# foxes-vizslas, rules of the shoot



## harrigab (Aug 21, 2011)

this may only be applicable in the UK, but all answers are most welcome. on our driven shoots we have a rule that no ground game can be shot, ,,,, with the exception of foxes....here's the quandary, a Viz and a fox are very similar in colour and a Viz could very easily be mistaken for a fox by a shooter of advancing years or poor eyesight. Personally I like to let Ruby go as God intended, ie no collar or any other items that may get snagged on branches etc.
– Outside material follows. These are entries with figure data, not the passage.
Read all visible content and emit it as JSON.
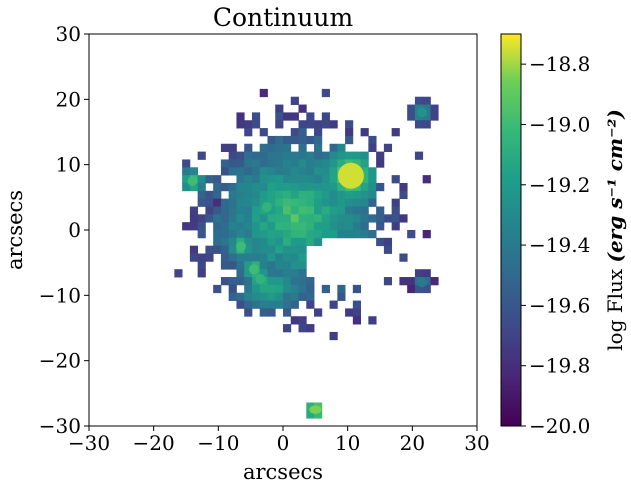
{
  "chart_data": {
    "type": "heatmap",
    "title": "Continuum",
    "xlabel": "arcsecs",
    "ylabel": "arcsecs",
    "xlim": [
      -30,
      30
    ],
    "ylim": [
      -30,
      30
    ],
    "x_ticks": [
      -30,
      -20,
      -10,
      0,
      10,
      20,
      30
    ],
    "y_ticks": [
      -30,
      -20,
      -10,
      0,
      10,
      20,
      30
    ],
    "colorbar": {
      "label_prefix": "log Flux",
      "label_units": "(erg s⁻¹ cm⁻²)",
      "range": [
        -20.0,
        -18.7
      ],
      "ticks": [
        -20.0,
        -19.8,
        -19.6,
        -19.4,
        -19.2,
        -19.0,
        -18.8
      ],
      "colormap": "viridis"
    },
    "features": [
      {
        "name": "bright-source",
        "x": 10.5,
        "y": 8.3,
        "log_flux": -18.75
      },
      {
        "name": "southern-compact-source",
        "x": 5,
        "y": -27.5,
        "log_flux": -18.85
      },
      {
        "name": "northeast-source",
        "x": 21.5,
        "y": 18,
        "log_flux": -19.25
      },
      {
        "name": "east-knot",
        "x": 21.5,
        "y": -8,
        "log_flux": -19.4
      },
      {
        "name": "west-knot",
        "x": -14,
        "y": 7.5,
        "log_flux": -19.0
      },
      {
        "name": "central-knot",
        "x": -2.5,
        "y": 3.5,
        "log_flux": -19.05
      },
      {
        "name": "southwest-knot-1",
        "x": -6.5,
        "y": -2.5,
        "log_flux": -19.0
      },
      {
        "name": "southwest-knot-2",
        "x": -4.5,
        "y": -6,
        "log_flux": -19.0
      },
      {
        "name": "southwest-knot-3",
        "x": -3.5,
        "y": -7.5,
        "log_flux": -19.05
      }
    ]
  }
}
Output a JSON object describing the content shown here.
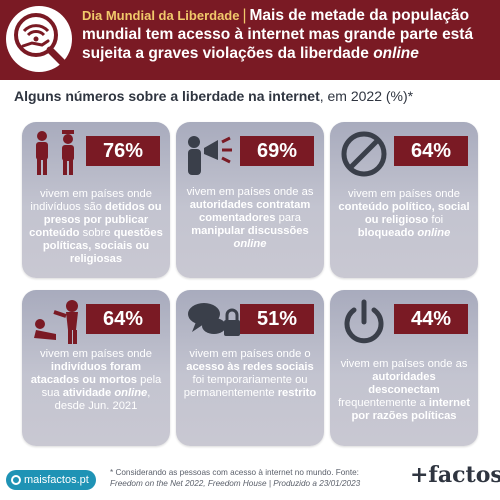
{
  "header": {
    "kicker": "Dia Mundial da Liberdade",
    "separator": "|",
    "title_a": "Mais de metade da população mundial tem acesso à internet mas grande parte está sujeita a graves violações da liberdade ",
    "title_b": "online"
  },
  "subtitle": {
    "bold": "Alguns números sobre a liberdade na internet",
    "rest": ", em 2022 (%)*"
  },
  "cards": [
    {
      "value": "76%",
      "icon": "detained-people-icon",
      "desc": [
        {
          "t": "vivem em países onde indivíduos são ",
          "s": "n"
        },
        {
          "t": "detidos ou presos por publicar conteúdo",
          "s": "b"
        },
        {
          "t": " sobre ",
          "s": "n"
        },
        {
          "t": "questões políticas, sociais ou religiosas",
          "s": "b"
        }
      ]
    },
    {
      "value": "69%",
      "icon": "megaphone-speaker-icon",
      "desc": [
        {
          "t": "vivem em países onde as ",
          "s": "n"
        },
        {
          "t": "autoridades contratam comentadores",
          "s": "b"
        },
        {
          "t": " para ",
          "s": "n"
        },
        {
          "t": "manipular discussões ",
          "s": "b"
        },
        {
          "t": "online",
          "s": "bi"
        }
      ]
    },
    {
      "value": "64%",
      "icon": "prohibited-icon",
      "desc": [
        {
          "t": "vivem em países onde ",
          "s": "n"
        },
        {
          "t": "conteúdo político, social ou religioso",
          "s": "b"
        },
        {
          "t": " foi ",
          "s": "n"
        },
        {
          "t": "bloqueado ",
          "s": "b"
        },
        {
          "t": "online",
          "s": "bi"
        }
      ]
    },
    {
      "value": "64%",
      "icon": "attack-icon",
      "desc": [
        {
          "t": "vivem em países onde ",
          "s": "n"
        },
        {
          "t": "indivíduos foram atacados ou mortos",
          "s": "b"
        },
        {
          "t": " pela sua ",
          "s": "n"
        },
        {
          "t": "atividade ",
          "s": "b"
        },
        {
          "t": "online",
          "s": "bi"
        },
        {
          "t": ", desde Jun. 2021",
          "s": "n"
        }
      ]
    },
    {
      "value": "51%",
      "icon": "locked-chat-icon",
      "desc": [
        {
          "t": "vivem em países onde o ",
          "s": "n"
        },
        {
          "t": "acesso às redes sociais",
          "s": "b"
        },
        {
          "t": " foi temporariamente ou permanentemente ",
          "s": "n"
        },
        {
          "t": "restrito",
          "s": "b"
        }
      ]
    },
    {
      "value": "44%",
      "icon": "power-icon",
      "desc": [
        {
          "t": "vivem em países onde as ",
          "s": "n"
        },
        {
          "t": "autoridades desconectam",
          "s": "b"
        },
        {
          "t": " frequentemente a ",
          "s": "n"
        },
        {
          "t": "internet por razões políticas",
          "s": "b"
        }
      ]
    }
  ],
  "footer": {
    "site": "maisfactos.pt",
    "note_a": "* Considerando as pessoas com acesso à internet no mundo. Fonte: ",
    "note_b": "Freedom on the Net 2022, Freedom House | Produzido a 23/01/2023",
    "brand": "+factos"
  },
  "colors": {
    "header_bg": "#7a1a24",
    "kicker": "#f1c96b",
    "card_top": "#a8abbd",
    "card_bottom": "#c9c8d2",
    "value_box": "#7a1a24",
    "pill": "#1f93b5"
  }
}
As the only red dog on our shoot the Shoot Captain does empthasize at the start to make sure and double check that the shooters aren't pointing at her when the final flush is being pushed through.
So, I guess the question is, would you put a distinguishing marker on your dog with the risk of it getting snagged, or let your dog run naked with the risk of getting shot by mistake?


----------



## texasred (Jan 29, 2012)

Yes. My dog wears a blaze orange collar on upland hunts.


----------



## harrigab (Aug 21, 2011)

TexasRed said:


> Yes. My dog wears a blaze orange collar on upland hunts.


and to me that is prudent Debs, but what I'm talking about is a totally different terrain, for example, I bought a machete today to get through some of the undergrowth/windfall trees that we have to plough through, hence the snagging issues.


----------



## dmak (Jul 25, 2012)

I'd consider a hunters orange skid plate. I think it would be less likely to snag and provide safety for your pup.


----------



## jld640 (Sep 29, 2010)

At the risk of being laughed out of the Hunting section...
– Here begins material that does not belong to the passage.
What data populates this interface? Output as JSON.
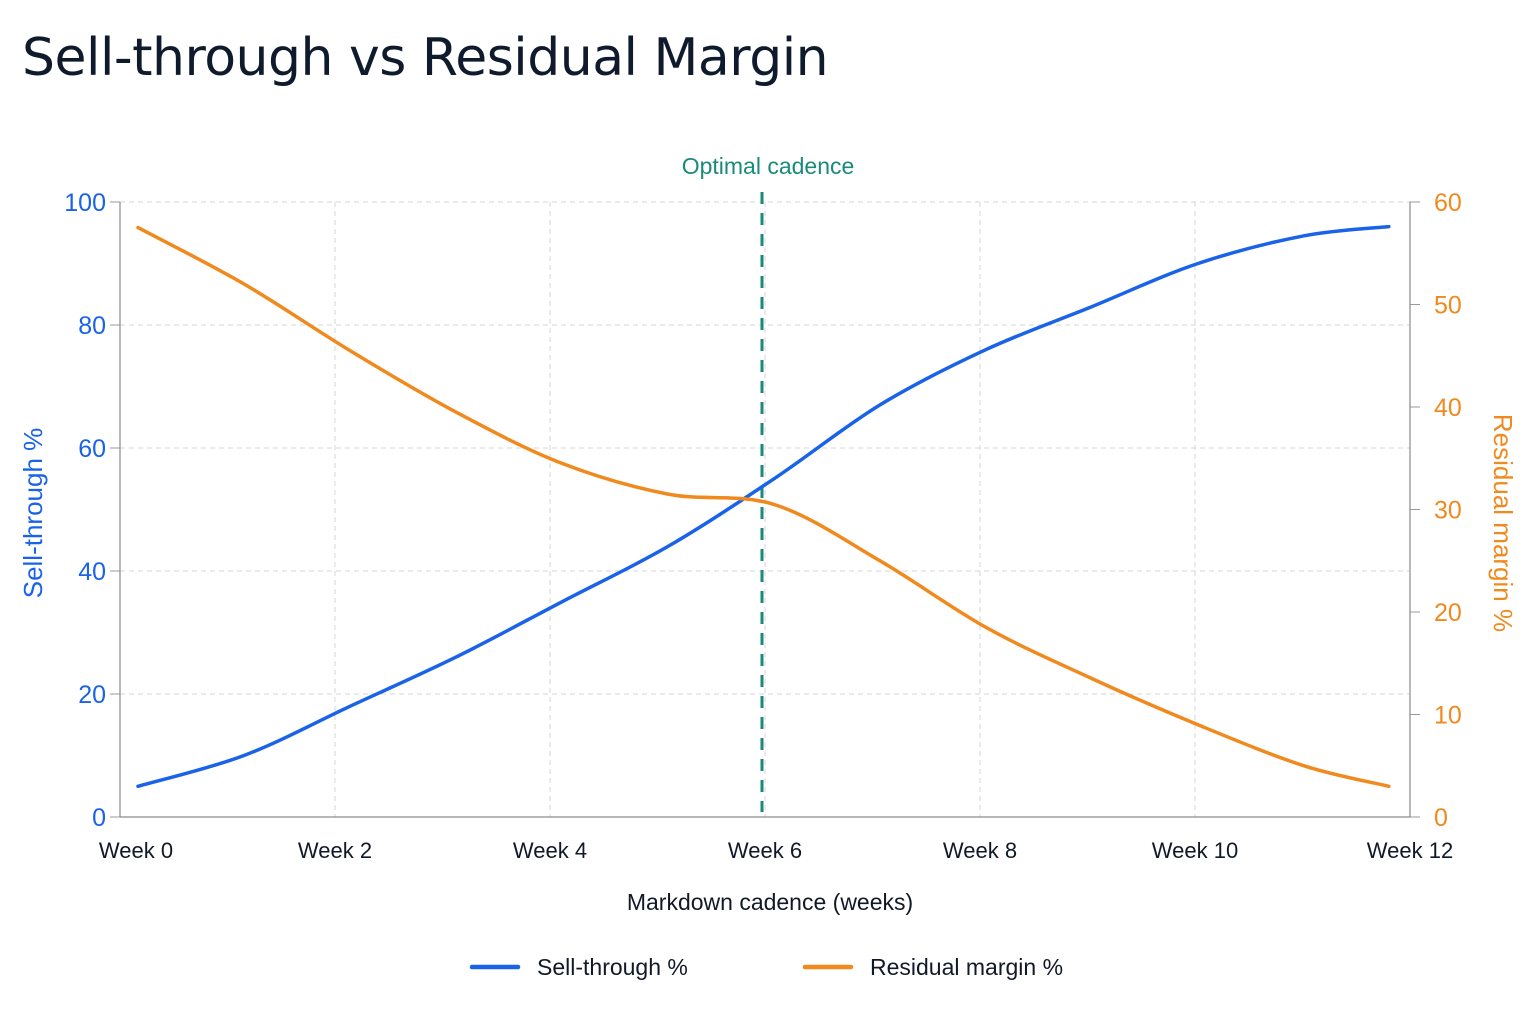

There is dog-friendly hair color. I assume some types are temporary. You wouldn't have to color her entire coat - just enough that she can't be confused with a fox in the brush. No additional snag risk.


----------



## harrigab (Aug 21, 2011)

jld640 said:


> At the risk of being laughed out of the Hunting section...
> 
> There is dog-friendly hair color. I assume some types are temporary. You wouldn't have to color her entire coat - just enough that she can't be confused with a fox in the brush. No additional snag risk.
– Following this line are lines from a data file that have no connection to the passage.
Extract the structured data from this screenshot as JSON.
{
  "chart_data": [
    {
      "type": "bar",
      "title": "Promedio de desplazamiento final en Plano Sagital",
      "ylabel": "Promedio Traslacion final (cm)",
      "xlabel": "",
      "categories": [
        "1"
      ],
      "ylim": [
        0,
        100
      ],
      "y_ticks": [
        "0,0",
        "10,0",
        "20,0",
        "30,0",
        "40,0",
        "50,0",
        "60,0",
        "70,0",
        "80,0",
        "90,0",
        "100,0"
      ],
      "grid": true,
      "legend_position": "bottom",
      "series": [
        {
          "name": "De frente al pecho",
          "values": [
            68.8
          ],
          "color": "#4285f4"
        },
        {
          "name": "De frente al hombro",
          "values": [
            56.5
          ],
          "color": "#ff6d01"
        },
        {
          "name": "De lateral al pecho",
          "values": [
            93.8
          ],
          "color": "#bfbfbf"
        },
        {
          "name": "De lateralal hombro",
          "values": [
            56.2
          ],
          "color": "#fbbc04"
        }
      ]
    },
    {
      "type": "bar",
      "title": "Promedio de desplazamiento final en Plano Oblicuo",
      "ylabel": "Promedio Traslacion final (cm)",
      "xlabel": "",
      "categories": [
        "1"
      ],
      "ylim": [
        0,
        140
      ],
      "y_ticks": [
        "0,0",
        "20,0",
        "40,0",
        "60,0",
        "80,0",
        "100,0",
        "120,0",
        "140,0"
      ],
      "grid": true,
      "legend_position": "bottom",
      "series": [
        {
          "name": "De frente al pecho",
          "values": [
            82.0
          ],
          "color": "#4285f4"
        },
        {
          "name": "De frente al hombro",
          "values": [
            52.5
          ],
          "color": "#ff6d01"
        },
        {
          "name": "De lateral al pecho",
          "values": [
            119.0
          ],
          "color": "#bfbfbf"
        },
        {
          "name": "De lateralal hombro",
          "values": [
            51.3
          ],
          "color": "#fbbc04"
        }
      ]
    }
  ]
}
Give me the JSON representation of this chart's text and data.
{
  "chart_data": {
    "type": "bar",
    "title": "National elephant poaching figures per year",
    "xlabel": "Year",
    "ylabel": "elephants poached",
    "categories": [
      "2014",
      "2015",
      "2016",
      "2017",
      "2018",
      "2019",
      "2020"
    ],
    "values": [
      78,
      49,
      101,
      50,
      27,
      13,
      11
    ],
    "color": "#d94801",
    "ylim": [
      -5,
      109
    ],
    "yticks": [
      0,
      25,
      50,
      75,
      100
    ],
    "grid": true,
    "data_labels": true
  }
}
now that is a good idea! ;D


----------



## dmak (Jul 25, 2012)

There's a pet boutique here in town that dyes dog hair. I thought it was ridiculous to see some of the designs. A bright colored pet friendly hair dye actually isn't a bad idea for the au natural working dog. Especially on your wirehair Harrigab. If you do go that route, we want pics


----------



## harrigab (Aug 21, 2011)

dmak said:


> There's a pet boutique here in town that dyes dog hair. I thought it was ridiculous to see some of the designs. A bright colored pet friendly hair dye actually isn't a bad idea for the au natural working dog. Especially on your wirehair Harrigab. If you do go that route, we want pics


without a doubt, if I can find some kind of henna stuff that will wash out, too right, absolutely no probs or vanity as regards pics, if it keeps my girl safe whilst hunting I'm all for it


----------



## dmak (Jul 25, 2012)

I saw some temporary spray on hair dye in bright red, pink,orange, green and blue at the Halloween shop this year, that may be an idea


----------



## dmak (Jul 25, 2012)

http://www.petswelcome.com/articles/technicolor-canines-dog-dye.html


----------



## harrigab (Aug 21, 2011)

dmak said:


> http://www.petswelcome.com/articles/technicolor-canines-dog-dye.html


there is a line though ha ha!


----------



## gunnr (Aug 14, 2009)

I'd spray paint her bright orange, with safe coloring, and write Dog on both sides in white letters.

I don't know if you have "slob hunters" in the UK, but we have them here. If it moves, they'll shoot it. They're an exceedingly small minority, but,,,,,,,,,,


----------



## River (Sep 24, 2012)

Brook wears this to be seen in the dark, glows nicely, you would have to have very poor eye sight to miss him.

Its by Hurrta Life Guard Twilight Vest.

I can check it for snags if you want hes had is about a year.

Jo


----------